Portanto, em consideração à justiça e ao bom emprego das palavras, não cabe denunciar o governo Lula, em bloco, como "incompetente". O adjetivo cabível seria outro. Não se trata de um governo incompetente, mas de um governo amador. O incompetente é um caso perdido - erra sempre e não está apto a melhorar. O amador também erra muito, mas é capaz de acertar, e de acertos até surpreendentes. O ministro mais competente e bem-sucedido do atual governo é Antonio Palocci, um médico sem formação especializada em economia - um amador, portanto. O amador leva vantagem sobre o profissional e o especialista: é cabeça menos bitolada do que estes, dotado de mais elasticidade e jogo de cintura. Quando tem sorte e as circunstâncias colaboram, o sucesso está garantido. O deputado Delfim Netto, dono de um humor sibilino, que nem sempre diz o que parece, garante que certos médicos se provam bons economistas porque a circulação do sangue guarda analogia com a circulação das mercadorias na esfera econômica... Positivamente, os melhores economistas concordam em que a economia é coisa muito importante para ser deixada nas mãos dos economistas, como sabia outro brilhante e bem-sucedido amador, Roberto de Oliveira Campos.

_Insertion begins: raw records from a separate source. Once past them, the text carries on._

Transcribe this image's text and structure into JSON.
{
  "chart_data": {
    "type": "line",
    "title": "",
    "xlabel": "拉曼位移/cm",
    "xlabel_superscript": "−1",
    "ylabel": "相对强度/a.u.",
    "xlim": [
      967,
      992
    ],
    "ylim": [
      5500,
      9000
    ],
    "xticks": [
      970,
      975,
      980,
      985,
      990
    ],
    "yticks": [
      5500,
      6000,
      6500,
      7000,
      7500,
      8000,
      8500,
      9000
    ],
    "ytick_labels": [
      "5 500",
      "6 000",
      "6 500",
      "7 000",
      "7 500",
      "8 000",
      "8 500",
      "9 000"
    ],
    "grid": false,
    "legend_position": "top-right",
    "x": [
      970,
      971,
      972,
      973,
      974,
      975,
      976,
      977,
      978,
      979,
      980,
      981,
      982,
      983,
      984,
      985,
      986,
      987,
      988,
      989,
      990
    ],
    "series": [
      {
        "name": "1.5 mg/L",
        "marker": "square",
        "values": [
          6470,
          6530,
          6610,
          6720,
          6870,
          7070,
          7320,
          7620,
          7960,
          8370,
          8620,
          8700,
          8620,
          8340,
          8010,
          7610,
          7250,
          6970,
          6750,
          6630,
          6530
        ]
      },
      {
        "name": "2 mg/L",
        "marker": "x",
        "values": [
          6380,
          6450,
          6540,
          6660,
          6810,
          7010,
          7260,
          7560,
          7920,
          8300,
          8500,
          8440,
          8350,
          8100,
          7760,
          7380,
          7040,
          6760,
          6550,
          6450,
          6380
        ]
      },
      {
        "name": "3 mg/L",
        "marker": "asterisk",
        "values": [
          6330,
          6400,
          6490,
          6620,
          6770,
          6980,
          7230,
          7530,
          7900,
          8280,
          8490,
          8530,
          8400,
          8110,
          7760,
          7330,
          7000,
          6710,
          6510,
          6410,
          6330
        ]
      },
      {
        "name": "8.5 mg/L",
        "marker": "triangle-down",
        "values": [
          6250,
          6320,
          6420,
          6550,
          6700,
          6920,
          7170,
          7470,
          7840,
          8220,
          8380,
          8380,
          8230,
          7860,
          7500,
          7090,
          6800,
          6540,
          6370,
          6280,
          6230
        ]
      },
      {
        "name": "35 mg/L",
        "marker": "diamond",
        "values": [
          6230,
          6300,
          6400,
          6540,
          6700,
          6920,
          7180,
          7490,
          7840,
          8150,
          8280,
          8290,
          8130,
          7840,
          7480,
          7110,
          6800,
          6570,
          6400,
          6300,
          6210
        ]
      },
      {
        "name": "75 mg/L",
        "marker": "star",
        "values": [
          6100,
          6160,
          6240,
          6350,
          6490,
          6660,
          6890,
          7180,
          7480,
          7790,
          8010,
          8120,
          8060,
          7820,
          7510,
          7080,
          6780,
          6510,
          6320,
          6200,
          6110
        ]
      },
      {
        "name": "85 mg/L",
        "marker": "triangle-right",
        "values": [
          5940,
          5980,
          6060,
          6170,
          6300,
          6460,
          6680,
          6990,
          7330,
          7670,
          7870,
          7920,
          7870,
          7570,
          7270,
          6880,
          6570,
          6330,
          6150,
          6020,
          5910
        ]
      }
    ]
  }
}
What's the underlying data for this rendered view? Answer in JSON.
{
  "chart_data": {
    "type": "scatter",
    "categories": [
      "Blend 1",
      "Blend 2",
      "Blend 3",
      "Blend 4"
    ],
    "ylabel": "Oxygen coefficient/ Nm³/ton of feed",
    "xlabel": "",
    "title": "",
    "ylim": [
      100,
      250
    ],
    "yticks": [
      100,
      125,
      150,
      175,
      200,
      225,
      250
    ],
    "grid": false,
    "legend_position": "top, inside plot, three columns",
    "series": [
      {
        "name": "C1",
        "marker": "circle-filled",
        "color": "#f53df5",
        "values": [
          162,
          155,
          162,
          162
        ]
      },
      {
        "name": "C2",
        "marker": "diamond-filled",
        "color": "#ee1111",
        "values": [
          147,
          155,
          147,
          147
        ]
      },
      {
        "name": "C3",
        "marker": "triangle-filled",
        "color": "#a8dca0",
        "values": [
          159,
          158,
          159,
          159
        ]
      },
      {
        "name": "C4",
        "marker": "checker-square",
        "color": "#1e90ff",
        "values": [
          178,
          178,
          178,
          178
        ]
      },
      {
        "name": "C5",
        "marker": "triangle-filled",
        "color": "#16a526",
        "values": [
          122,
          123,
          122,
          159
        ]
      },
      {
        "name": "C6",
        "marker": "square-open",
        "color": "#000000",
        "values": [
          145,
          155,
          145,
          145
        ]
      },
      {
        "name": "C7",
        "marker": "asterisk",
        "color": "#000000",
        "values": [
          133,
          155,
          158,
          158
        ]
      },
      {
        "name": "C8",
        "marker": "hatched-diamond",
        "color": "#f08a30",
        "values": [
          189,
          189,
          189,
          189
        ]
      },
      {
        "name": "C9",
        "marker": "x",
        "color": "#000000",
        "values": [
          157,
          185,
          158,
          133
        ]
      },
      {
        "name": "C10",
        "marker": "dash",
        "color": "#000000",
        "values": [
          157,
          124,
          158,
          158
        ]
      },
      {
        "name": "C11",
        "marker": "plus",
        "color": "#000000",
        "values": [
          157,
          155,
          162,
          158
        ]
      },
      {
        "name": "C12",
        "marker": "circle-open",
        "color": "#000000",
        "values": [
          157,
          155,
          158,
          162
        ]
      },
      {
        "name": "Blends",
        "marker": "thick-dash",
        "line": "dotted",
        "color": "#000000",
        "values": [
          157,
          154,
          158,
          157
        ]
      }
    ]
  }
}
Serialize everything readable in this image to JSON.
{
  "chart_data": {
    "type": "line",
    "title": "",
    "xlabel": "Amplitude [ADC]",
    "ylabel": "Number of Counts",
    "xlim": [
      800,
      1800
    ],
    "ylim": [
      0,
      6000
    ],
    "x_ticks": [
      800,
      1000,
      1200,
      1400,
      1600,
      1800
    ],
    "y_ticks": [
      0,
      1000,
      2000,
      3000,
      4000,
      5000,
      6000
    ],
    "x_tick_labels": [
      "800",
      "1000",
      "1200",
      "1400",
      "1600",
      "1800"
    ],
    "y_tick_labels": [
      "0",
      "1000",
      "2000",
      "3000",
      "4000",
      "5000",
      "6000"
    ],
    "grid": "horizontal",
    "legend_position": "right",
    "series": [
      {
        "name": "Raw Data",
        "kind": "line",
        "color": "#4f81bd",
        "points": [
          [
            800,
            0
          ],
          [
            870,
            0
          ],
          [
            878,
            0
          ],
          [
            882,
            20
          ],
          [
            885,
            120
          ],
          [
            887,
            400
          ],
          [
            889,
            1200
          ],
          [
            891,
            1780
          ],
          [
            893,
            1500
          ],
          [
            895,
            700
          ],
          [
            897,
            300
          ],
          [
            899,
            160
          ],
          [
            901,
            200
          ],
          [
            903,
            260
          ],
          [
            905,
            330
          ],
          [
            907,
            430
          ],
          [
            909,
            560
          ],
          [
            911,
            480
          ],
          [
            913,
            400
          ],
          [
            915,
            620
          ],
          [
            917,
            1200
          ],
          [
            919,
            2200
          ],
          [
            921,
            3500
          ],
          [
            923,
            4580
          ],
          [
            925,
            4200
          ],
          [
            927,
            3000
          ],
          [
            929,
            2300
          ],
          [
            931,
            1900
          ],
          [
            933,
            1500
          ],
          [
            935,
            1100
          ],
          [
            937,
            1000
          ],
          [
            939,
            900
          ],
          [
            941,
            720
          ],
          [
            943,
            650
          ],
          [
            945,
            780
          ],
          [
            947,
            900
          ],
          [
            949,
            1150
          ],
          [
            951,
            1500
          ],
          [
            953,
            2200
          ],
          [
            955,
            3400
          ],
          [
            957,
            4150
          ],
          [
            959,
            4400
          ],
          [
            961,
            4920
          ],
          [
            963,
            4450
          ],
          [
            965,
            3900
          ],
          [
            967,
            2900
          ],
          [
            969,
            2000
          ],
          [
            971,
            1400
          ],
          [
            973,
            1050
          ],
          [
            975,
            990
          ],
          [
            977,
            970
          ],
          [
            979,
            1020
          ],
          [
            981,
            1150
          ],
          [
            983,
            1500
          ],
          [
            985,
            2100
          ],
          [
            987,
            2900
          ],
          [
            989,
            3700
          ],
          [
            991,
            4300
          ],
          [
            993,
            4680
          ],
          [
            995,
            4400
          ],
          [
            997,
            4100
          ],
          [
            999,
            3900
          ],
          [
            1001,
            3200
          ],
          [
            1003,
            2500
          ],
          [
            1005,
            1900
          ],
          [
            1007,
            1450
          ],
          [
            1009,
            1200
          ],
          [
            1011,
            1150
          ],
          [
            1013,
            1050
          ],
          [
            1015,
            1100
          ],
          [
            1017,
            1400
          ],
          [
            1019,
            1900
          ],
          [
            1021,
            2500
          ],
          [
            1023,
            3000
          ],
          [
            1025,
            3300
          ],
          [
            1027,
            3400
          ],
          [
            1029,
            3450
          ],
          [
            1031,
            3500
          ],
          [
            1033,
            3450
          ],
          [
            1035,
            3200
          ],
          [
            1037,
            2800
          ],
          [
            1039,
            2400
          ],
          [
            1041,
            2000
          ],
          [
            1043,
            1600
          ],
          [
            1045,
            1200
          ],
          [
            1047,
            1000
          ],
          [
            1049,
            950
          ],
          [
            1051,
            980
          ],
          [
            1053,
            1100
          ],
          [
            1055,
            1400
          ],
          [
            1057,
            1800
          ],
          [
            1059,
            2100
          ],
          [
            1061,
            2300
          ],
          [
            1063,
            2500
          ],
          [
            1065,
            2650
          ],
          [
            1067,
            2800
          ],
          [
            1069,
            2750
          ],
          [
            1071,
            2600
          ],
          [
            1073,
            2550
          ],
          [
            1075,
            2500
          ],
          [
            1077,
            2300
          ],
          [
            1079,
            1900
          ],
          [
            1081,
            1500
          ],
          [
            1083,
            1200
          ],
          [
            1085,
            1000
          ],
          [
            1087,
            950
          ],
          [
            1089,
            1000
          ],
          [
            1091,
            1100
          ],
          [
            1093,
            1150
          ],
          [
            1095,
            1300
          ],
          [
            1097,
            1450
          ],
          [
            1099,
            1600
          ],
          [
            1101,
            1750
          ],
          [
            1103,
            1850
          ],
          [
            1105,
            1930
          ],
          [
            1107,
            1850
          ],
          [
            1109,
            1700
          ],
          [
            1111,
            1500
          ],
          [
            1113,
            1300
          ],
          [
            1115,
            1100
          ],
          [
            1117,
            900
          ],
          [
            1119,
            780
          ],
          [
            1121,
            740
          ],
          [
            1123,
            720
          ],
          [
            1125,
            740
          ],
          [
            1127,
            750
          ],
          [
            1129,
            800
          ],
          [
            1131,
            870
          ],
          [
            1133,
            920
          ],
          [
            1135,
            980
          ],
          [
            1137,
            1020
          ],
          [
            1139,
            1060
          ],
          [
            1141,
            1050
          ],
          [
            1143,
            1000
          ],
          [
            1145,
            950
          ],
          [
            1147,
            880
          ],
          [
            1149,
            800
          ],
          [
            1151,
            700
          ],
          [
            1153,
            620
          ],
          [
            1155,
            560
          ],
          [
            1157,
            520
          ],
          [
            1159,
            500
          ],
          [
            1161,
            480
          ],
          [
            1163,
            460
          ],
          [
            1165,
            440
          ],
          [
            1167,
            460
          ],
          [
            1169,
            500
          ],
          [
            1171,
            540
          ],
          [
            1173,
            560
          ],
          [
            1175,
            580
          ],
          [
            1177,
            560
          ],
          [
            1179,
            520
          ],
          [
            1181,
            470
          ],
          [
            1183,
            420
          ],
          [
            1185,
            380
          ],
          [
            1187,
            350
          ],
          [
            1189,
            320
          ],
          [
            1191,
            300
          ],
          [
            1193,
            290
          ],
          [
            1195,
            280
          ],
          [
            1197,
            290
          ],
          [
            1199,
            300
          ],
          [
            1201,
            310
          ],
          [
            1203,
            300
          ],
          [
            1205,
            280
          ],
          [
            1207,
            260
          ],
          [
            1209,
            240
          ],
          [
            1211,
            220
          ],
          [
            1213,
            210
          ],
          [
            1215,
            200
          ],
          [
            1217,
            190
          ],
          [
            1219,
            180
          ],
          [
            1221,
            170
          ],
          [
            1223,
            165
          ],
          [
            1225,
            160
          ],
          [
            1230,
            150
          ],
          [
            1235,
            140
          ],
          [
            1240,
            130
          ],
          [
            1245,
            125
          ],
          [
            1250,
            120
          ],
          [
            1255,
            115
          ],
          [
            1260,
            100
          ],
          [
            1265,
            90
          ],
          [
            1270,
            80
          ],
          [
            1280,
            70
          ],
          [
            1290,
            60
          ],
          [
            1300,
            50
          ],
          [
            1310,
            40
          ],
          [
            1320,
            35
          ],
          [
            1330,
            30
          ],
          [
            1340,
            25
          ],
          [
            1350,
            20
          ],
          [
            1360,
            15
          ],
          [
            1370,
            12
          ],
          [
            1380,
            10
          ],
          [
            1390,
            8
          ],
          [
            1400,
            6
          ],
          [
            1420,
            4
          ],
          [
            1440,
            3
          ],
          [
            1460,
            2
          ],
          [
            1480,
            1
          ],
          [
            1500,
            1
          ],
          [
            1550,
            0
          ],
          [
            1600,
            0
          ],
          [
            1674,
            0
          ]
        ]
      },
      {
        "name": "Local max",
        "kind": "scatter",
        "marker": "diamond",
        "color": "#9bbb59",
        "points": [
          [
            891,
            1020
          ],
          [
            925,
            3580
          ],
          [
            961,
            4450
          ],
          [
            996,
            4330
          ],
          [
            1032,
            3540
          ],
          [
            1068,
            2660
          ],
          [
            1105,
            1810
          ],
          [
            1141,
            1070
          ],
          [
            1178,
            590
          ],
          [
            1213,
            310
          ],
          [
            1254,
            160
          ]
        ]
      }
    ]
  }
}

Voltando à denúncia de FHC, será que "o rei está nu"? Novamente, outro exagero. Lula não é tão cego que desfile em público como se envergasse trajes magníficos. O que ocorre é que o rei não está nu, ele está é mal vestido. Seu figurino inclui algumas poucas peças puro Armani, como a camisa e a gravata, bem combinadas e de excelente gosto, a camisa e a gravata que são o que mais sobressai nas imagens e nas aparições públicas. Já as calças e o paletó estão completamente fora de moda, cor de burro quando foge e talhadas por um alfaiate de subúrbio, saudoso dos anos 50. A cueca é samba canção. Os sapatos, 44 bico largo e as meias, presente do MST, são vermelhas de doer na vista. O ombro esquerdo e o direito estão desalinhados. E os inúmeros bonés que coloca na cabeça lhe dão um ar pachola e populista, próprio para puxar cordão carnavalesco, bradando: "Que rei sou eu?"

Não, o governo não é incompetente, é amador. E o rei não está nu, ele está é obeso e mal vestido.